25.04.2024

Nonfiction: Three Wealthy Women and Their Venetian Mansion

Peggy Guggenheim on the roof of Ca’ Nonfinito, “the unfinished house,” overlooking the Grand Canal. Credit Frank Scherschel/The LIFE Picture Collection, via

THE UNFINISHED PALAZZO

Life, Love and Art in Venice
By Judith Mackrell
Illustrated. 408 pp. Thames & Hudson. $34.95.

Because the city of Venice has more history than real estate, many of its buildings are crammed with unrelated lore. The complex known as Ca’ Mocenigo is said, for example, to be haunted by the 16th-century philosopher Giordano Bruno, whose exasperated host delivered him to the Inquisition. But he has company from subsequent eras: Lady Mary Wortley Montagu stayed there; so did Lord Byron. Antonio Foscarini paid a nocturnal visit that got him hanged when he was accused of spying, although he was only having an affair.

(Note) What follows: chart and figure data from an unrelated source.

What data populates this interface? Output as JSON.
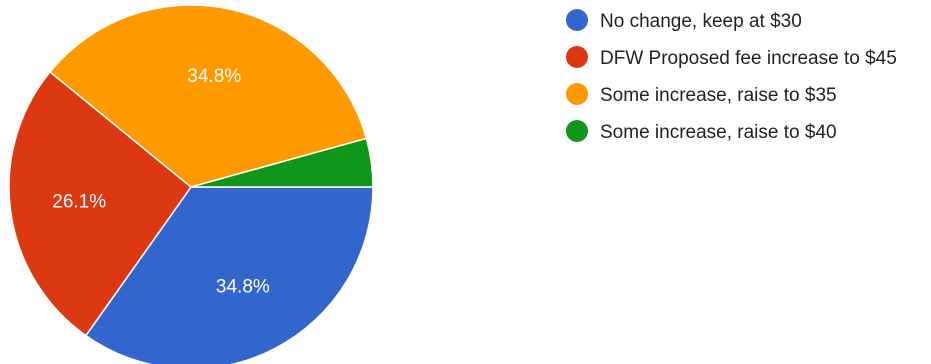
{
  "chart_data": {
    "type": "pie",
    "categories": [
      "No change, keep at $30",
      "DFW Proposed fee increase to $45",
      "Some increase, raise to $35",
      "Some increase, raise to $40"
    ],
    "values": [
      34.8,
      26.1,
      34.8,
      4.3
    ],
    "data_labels": [
      "34.8%",
      "26.1%",
      "34.8%",
      ""
    ],
    "colors": [
      "#3366CC",
      "#DC3912",
      "#FF9900",
      "#109618"
    ],
    "legend": {
      "position": "right",
      "entries": [
        "No change, keep at $30",
        "DFW Proposed fee increase to $45",
        "Some increase, raise to $35",
        "Some increase, raise to $40"
      ]
    }
  }
}
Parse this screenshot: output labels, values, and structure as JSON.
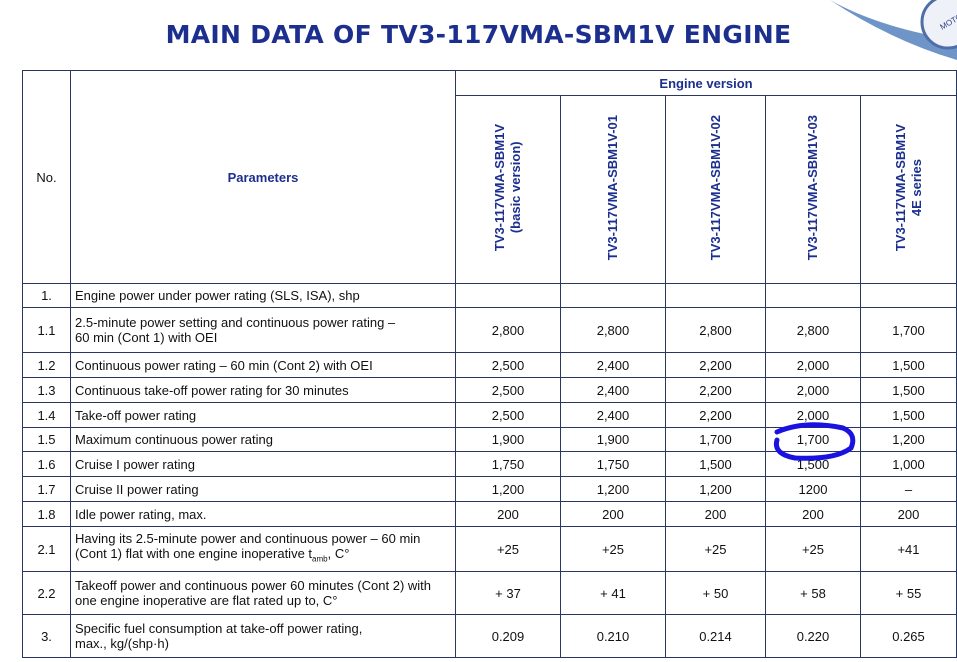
{
  "header": {
    "title": "MAIN DATA OF TV3-117VMA-SBM1V ENGINE",
    "logo_text": "MOTOR"
  },
  "table": {
    "col_no": "No.",
    "col_parameters": "Parameters",
    "col_group": "Engine version",
    "versions": [
      [
        "TV3-117VMA-SBM1V",
        "(basic version)"
      ],
      [
        "TV3-117VMA-SBM1V-01"
      ],
      [
        "TV3-117VMA-SBM1V-02"
      ],
      [
        "TV3-117VMA-SBM1V-03"
      ],
      [
        "TV3-117VMA-SBM1V",
        "4E series"
      ]
    ],
    "rows": [
      {
        "no": "1.",
        "parameter": [
          "Engine power under power rating  (SLS, ISA), shp"
        ]
      },
      {
        "no": "1.1",
        "parameter": [
          "2.5-minute power setting and continuous power rating –",
          "60 min (Cont 1) with OEI"
        ],
        "values": [
          "2,800",
          "2,800",
          "2,800",
          "2,800",
          "1,700"
        ]
      },
      {
        "no": "1.2",
        "parameter": [
          "Continuous power rating – 60 min (Cont 2) with OEI"
        ],
        "values": [
          "2,500",
          "2,400",
          "2,200",
          "2,000",
          "1,500"
        ]
      },
      {
        "no": "1.3",
        "parameter": [
          "Continuous take-off power rating for 30 minutes"
        ],
        "values": [
          "2,500",
          "2,400",
          "2,200",
          "2,000",
          "1,500"
        ]
      },
      {
        "no": "1.4",
        "parameter": [
          "Take-off power rating"
        ],
        "values": [
          "2,500",
          "2,400",
          "2,200",
          "2,000",
          "1,500"
        ]
      },
      {
        "no": "1.5",
        "parameter": [
          "Maximum continuous power rating"
        ],
        "values": [
          "1,900",
          "1,900",
          "1,700",
          "1,700",
          "1,200"
        ]
      },
      {
        "no": "1.6",
        "parameter": [
          "Cruise I power rating"
        ],
        "values": [
          "1,750",
          "1,750",
          "1,500",
          "1,500",
          "1,000"
        ]
      },
      {
        "no": "1.7",
        "parameter": [
          "Cruise II power rating"
        ],
        "values": [
          "1,200",
          "1,200",
          "1,200",
          "1200",
          "–"
        ]
      },
      {
        "no": "1.8",
        "parameter": [
          "Idle power rating, max."
        ],
        "values": [
          "200",
          "200",
          "200",
          "200",
          "200"
        ]
      },
      {
        "no": "2.1",
        "parameter": [
          "Having its 2.5-minute power and continuous power – 60 min",
          "(Cont 1) flat with one engine inoperative t"
        ],
        "parameter_sub": "amb",
        "parameter_end": ", C°",
        "values": [
          "+25",
          "+25",
          "+25",
          "+25",
          "+41"
        ]
      },
      {
        "no": "2.2",
        "parameter": [
          "Takeoff power and continuous power 60 minutes (Cont 2) with",
          "one engine inoperative are flat rated up to, C°"
        ],
        "values": [
          "+ 37",
          "+ 41",
          "+ 50",
          "+ 58",
          "+ 55"
        ]
      },
      {
        "no": "3.",
        "parameter": [
          "Specific fuel consumption at take-off power rating,",
          "max., kg/(shp·h)"
        ],
        "values": [
          "0.209",
          "0.210",
          "0.214",
          "0.220",
          "0.265"
        ]
      }
    ]
  }
}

And the love letters in Andrea di Robilant’s tale of a clandestine 18th-century romance, “A Venetian Affair,” were discovered there. This sort of gossipy crowding continued into the modern era in the Ca’ Venier dei Lioni. Now a museum, it’s emblazoned with the name of its founder, Peggy Guggenheim, who placed outside it a statue of a horseman with a conspicuous phallus (detachable in the event of ecclesiastical visits). But she is only the third of its rich and raunchy 20th-century doyennes.

“The Unfinished Palazzo: Life, Love and Art in Venice,” by Judith Mackrell, tells the stories of these notoriously eccentric women: the Marchesa Luisa Casati, from Milan, a champion exhibitionist who considered her life (and especially her person) to be a work of art; Doris, Lady Castlerosse, an Englishwoman whose lovers included both Winston Churchill and his son, Randolph; and finally Guggenheim, the American art patron who bequeathed the mansion to her family’s foundation as a museum of modern art.

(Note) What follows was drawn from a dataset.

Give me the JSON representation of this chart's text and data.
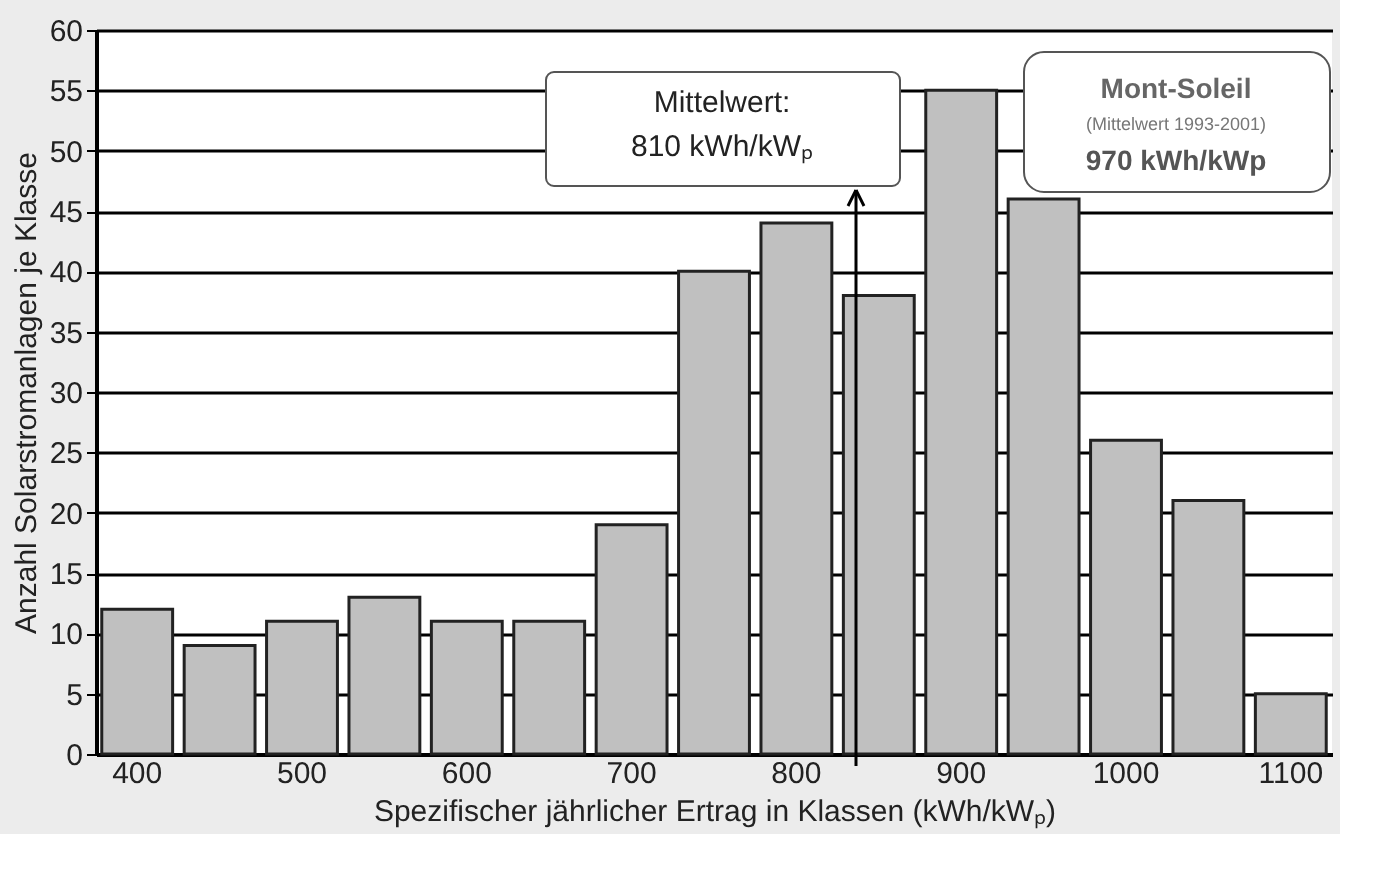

The 18th-century building is itself eccentric. It is nicknamed Ca’ Nonfinito, “the unfinished house,” because only the ground floor was built before the money ran out. A wooden model of the enormous structure it would have been, to the annoyance of its Ca’ Grande neighbors across the canal, can be seen in Venice’s Correr Museum.

Being incomplete, the house wasn’t subject to preservation restrictions that would have inhibited the creativity of these three aggressive aesthetes. The marchesa, who spent summers there early in the last century, fitted it up with eerie Gothic ostentation and populated it with black servants painted gold, dyed pastel birds, creepy wax mannequins and an enormous live cobra that she wore as a stole. In the late 1930s, the slick blonde Lady Castlerosse substituted Art Deco ostentation and installed bathrooms. After Guggenheim bought the place in 1948, she turned some of the bathrooms into galleries.

Their life stories are just as flashy, a kaleidoscope of bad marriages, bad divorces, Fortuny dresses, outlandish costume parties, fashionable portraits, excessive champagne, famous lovers, pickup lovers, alienated children and overlapping celebrity acquaintances. Yes, it’s salacious, but it’s also somewhat repetitive.